“What more can you expect from me, sir?” asked Betteredge, with an appearance of the utmost humility.
“I expect more—from what you said just now.”
“Mere boasting, Mr. Franklin,” returned the old man obstinately. “Some people are born boasters, and they never get over it to their dying day. I’m one of them.”
There was only one way to take with him. I appealed to his interest in Rachel, and his interest in me.
“Betteredge, would you be glad to hear that Rachel and I were good friends again?”
“I have served your family, sir, to mighty little purpose, if you doubt it!”
“Do you remember how Rachel treated me, before I left England?”
“As well as if it was yesterday! My lady herself wrote you a letter about it; and you were so good as to show the letter to me. It said that Miss Rachel was mortally offended with you, for the part you had taken in trying to recover her jewel.
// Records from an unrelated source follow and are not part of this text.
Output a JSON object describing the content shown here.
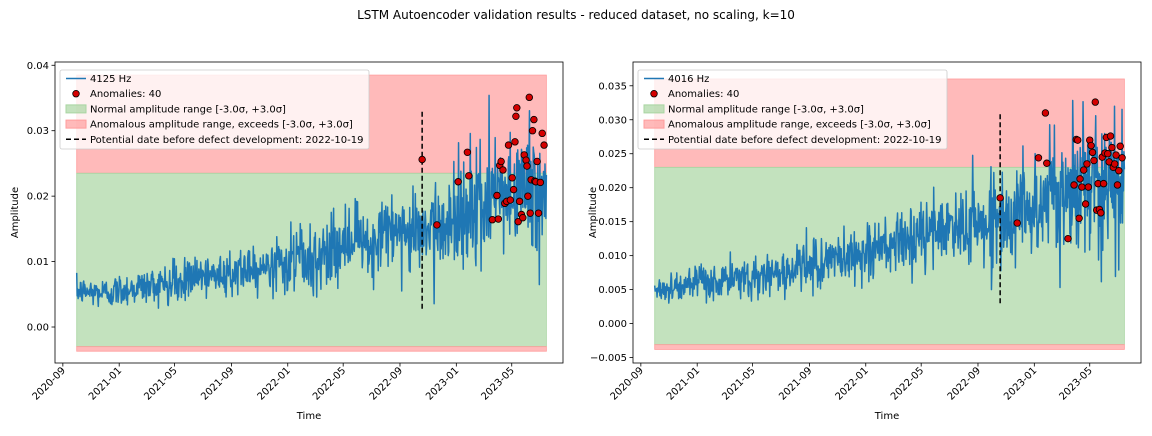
{
  "suptitle": "LSTM Autoencoder validation results - reduced dataset, no scaling, k=10",
  "colors": {
    "signal": "#1f77b4",
    "anomaly_face": "#d40000",
    "anomaly_edge": "#000000",
    "normal_fill": "#a9d5a2",
    "anomalous_fill": "#ff9c9c",
    "threshold_line": "#000000"
  },
  "chart_data": [
    {
      "type": "line",
      "title": "",
      "xlabel": "Time",
      "ylabel": "Amplitude",
      "x_range": [
        "2020-08-15",
        "2023-08-20"
      ],
      "ylim": [
        -0.0055,
        0.0405
      ],
      "yticks": [
        0.0,
        0.01,
        0.02,
        0.03,
        0.04
      ],
      "ytick_labels": [
        "0.00",
        "0.01",
        "0.02",
        "0.03",
        "0.04"
      ],
      "xticks": [
        "2020-09-01",
        "2021-01-01",
        "2021-05-01",
        "2021-09-01",
        "2022-01-01",
        "2022-05-01",
        "2022-09-01",
        "2023-01-01",
        "2023-05-01"
      ],
      "xtick_labels": [
        "2020-09",
        "2021-01",
        "2021-05",
        "2021-09",
        "2022-01",
        "2022-05",
        "2022-09",
        "2023-01",
        "2023-05"
      ],
      "data_start": "2020-10-01",
      "data_end": "2023-07-15",
      "series": [
        {
          "name": "4125 Hz",
          "kind": "line",
          "x": [
            "2020-10-01",
            "2020-12-01",
            "2021-02-01",
            "2021-04-01",
            "2021-06-01",
            "2021-08-01",
            "2021-10-01",
            "2021-12-01",
            "2022-02-01",
            "2022-04-01",
            "2022-06-01",
            "2022-08-01",
            "2022-10-01",
            "2022-12-01",
            "2023-02-01",
            "2023-04-01",
            "2023-06-01",
            "2023-07-15"
          ],
          "y": [
            0.0055,
            0.0052,
            0.006,
            0.0065,
            0.0072,
            0.008,
            0.009,
            0.0095,
            0.0105,
            0.0115,
            0.013,
            0.014,
            0.015,
            0.016,
            0.0175,
            0.019,
            0.0215,
            0.021
          ],
          "noise": [
            0.001,
            0.0012,
            0.0013,
            0.0014,
            0.0016,
            0.0018,
            0.0019,
            0.002,
            0.0022,
            0.0024,
            0.0026,
            0.0028,
            0.003,
            0.0035,
            0.0045,
            0.005,
            0.0055,
            0.005
          ]
        },
        {
          "name": "Anomalies: 40",
          "kind": "scatter",
          "count": 40,
          "x": [
            "2022-10-19",
            "2022-11-20",
            "2023-01-05",
            "2023-01-25",
            "2023-01-28",
            "2023-03-20",
            "2023-03-30",
            "2023-04-02",
            "2023-04-05",
            "2023-04-08",
            "2023-04-12",
            "2023-04-16",
            "2023-04-20",
            "2023-04-24",
            "2023-04-28",
            "2023-05-02",
            "2023-05-05",
            "2023-05-08",
            "2023-05-10",
            "2023-05-12",
            "2023-05-15",
            "2023-05-18",
            "2023-05-22",
            "2023-05-25",
            "2023-05-28",
            "2023-06-01",
            "2023-06-03",
            "2023-06-05",
            "2023-06-08",
            "2023-06-10",
            "2023-06-12",
            "2023-06-15",
            "2023-06-18",
            "2023-06-20",
            "2023-06-22",
            "2023-06-25",
            "2023-06-28",
            "2023-07-02",
            "2023-07-06",
            "2023-07-10"
          ],
          "y": [
            0.0256,
            0.0156,
            0.0222,
            0.0267,
            0.0231,
            0.0164,
            0.0201,
            0.0165,
            0.0247,
            0.0253,
            0.024,
            0.0189,
            0.0192,
            0.0278,
            0.0194,
            0.0228,
            0.021,
            0.0283,
            0.0322,
            0.0335,
            0.0161,
            0.0192,
            0.0172,
            0.0167,
            0.0263,
            0.0255,
            0.0246,
            0.02,
            0.0351,
            0.0174,
            0.0225,
            0.03,
            0.0317,
            0.0223,
            0.0222,
            0.0253,
            0.0174,
            0.0221,
            0.0296,
            0.0278
          ]
        }
      ],
      "bands": {
        "normal": [
          -0.003,
          0.0235
        ],
        "anomalous_upper": [
          0.0235,
          0.0385
        ],
        "anomalous_lower": [
          -0.0037,
          -0.003
        ],
        "x_span": [
          "2020-10-01",
          "2023-07-15"
        ]
      },
      "vline": {
        "date": "2022-10-19",
        "ymin": 0.0028,
        "ymax": 0.033
      },
      "legend": {
        "placement": "upper left",
        "entries": [
          "4125 Hz",
          "Anomalies: 40",
          "Normal amplitude range [-3.0σ, +3.0σ]",
          "Anomalous amplitude range, exceeds [-3.0σ, +3.0σ]",
          "Potential date before defect development: 2022-10-19"
        ]
      }
    },
    {
      "type": "line",
      "title": "",
      "xlabel": "Time",
      "ylabel": "Amplitude",
      "x_range": [
        "2020-08-15",
        "2023-08-20"
      ],
      "ylim": [
        -0.0058,
        0.0385
      ],
      "yticks": [
        -0.005,
        0.0,
        0.005,
        0.01,
        0.015,
        0.02,
        0.025,
        0.03,
        0.035
      ],
      "ytick_labels": [
        "−0.005",
        "0.000",
        "0.005",
        "0.010",
        "0.015",
        "0.020",
        "0.025",
        "0.030",
        "0.035"
      ],
      "xticks": [
        "2020-09-01",
        "2021-01-01",
        "2021-05-01",
        "2021-09-01",
        "2022-01-01",
        "2022-05-01",
        "2022-09-01",
        "2023-01-01",
        "2023-05-01"
      ],
      "xtick_labels": [
        "2020-09",
        "2021-01",
        "2021-05",
        "2021-09",
        "2022-01",
        "2022-05",
        "2022-09",
        "2023-01",
        "2023-05"
      ],
      "data_start": "2020-10-01",
      "data_end": "2023-07-15",
      "series": [
        {
          "name": "4016 Hz",
          "kind": "line",
          "x": [
            "2020-10-01",
            "2020-12-01",
            "2021-02-01",
            "2021-04-01",
            "2021-06-01",
            "2021-08-01",
            "2021-10-01",
            "2021-12-01",
            "2022-02-01",
            "2022-04-01",
            "2022-06-01",
            "2022-08-01",
            "2022-10-01",
            "2022-12-01",
            "2023-02-01",
            "2023-04-01",
            "2023-06-01",
            "2023-07-15"
          ],
          "y": [
            0.005,
            0.0055,
            0.006,
            0.0065,
            0.0072,
            0.008,
            0.009,
            0.01,
            0.011,
            0.012,
            0.0135,
            0.0145,
            0.015,
            0.0165,
            0.018,
            0.02,
            0.022,
            0.0215
          ],
          "noise": [
            0.001,
            0.0012,
            0.0013,
            0.0014,
            0.0016,
            0.0018,
            0.0019,
            0.002,
            0.0022,
            0.0024,
            0.0026,
            0.0028,
            0.003,
            0.0035,
            0.0045,
            0.005,
            0.0055,
            0.005
          ]
        },
        {
          "name": "Anomalies: 40",
          "kind": "scatter",
          "count": 40,
          "x": [
            "2022-10-19",
            "2022-11-25",
            "2023-01-10",
            "2023-01-25",
            "2023-01-28",
            "2023-03-15",
            "2023-03-28",
            "2023-04-02",
            "2023-04-05",
            "2023-04-08",
            "2023-04-10",
            "2023-04-14",
            "2023-04-18",
            "2023-04-22",
            "2023-04-25",
            "2023-04-28",
            "2023-05-01",
            "2023-05-04",
            "2023-05-07",
            "2023-05-10",
            "2023-05-13",
            "2023-05-16",
            "2023-05-19",
            "2023-05-22",
            "2023-05-25",
            "2023-05-28",
            "2023-05-31",
            "2023-06-03",
            "2023-06-06",
            "2023-06-09",
            "2023-06-12",
            "2023-06-15",
            "2023-06-18",
            "2023-06-21",
            "2023-06-24",
            "2023-06-27",
            "2023-06-30",
            "2023-07-03",
            "2023-07-06",
            "2023-07-10"
          ],
          "y": [
            0.0185,
            0.0148,
            0.0244,
            0.031,
            0.0236,
            0.0125,
            0.0204,
            0.0271,
            0.027,
            0.0155,
            0.0213,
            0.0201,
            0.0226,
            0.0176,
            0.0235,
            0.0201,
            0.027,
            0.0262,
            0.0252,
            0.024,
            0.0326,
            0.0167,
            0.0206,
            0.0168,
            0.0163,
            0.0245,
            0.0206,
            0.0251,
            0.0274,
            0.025,
            0.0238,
            0.0276,
            0.0259,
            0.023,
            0.0235,
            0.0248,
            0.0204,
            0.0225,
            0.0261,
            0.0244
          ]
        }
      ],
      "bands": {
        "normal": [
          -0.0031,
          0.023
        ],
        "anomalous_upper": [
          0.023,
          0.036
        ],
        "anomalous_lower": [
          -0.0038,
          -0.0031
        ],
        "x_span": [
          "2020-10-01",
          "2023-07-15"
        ]
      },
      "vline": {
        "date": "2022-10-19",
        "ymin": 0.003,
        "ymax": 0.031
      },
      "legend": {
        "placement": "upper left",
        "entries": [
          "4016 Hz",
          "Anomalies: 40",
          "Normal amplitude range [-3.0σ, +3.0σ]",
          "Anomalous amplitude range, exceeds [-3.0σ, +3.0σ]",
          "Potential date before defect development: 2022-10-19"
        ]
      }
    }
  ]
}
And neither my lady, nor you, nor anybody else could guess why.
“Quite true, Betteredge! And I come back from my travels, and find her mortally offended with me still. I knew that the Diamond was at the bottom of it, last year, and I know that the Diamond is at the bottom of it now. I have tried to speak to her, and she won’t see me. I have tried to write to her, and she won’t answer me. How, in Heaven’s name, am I to clear the matter up? The chance of searching into the loss of the Moonstone, is the one chance of inquiry that Rachel herself has left me.”
Those words evidently put the case before him, as he had not seen it yet. He asked a question which satisfied me that I had shaken him.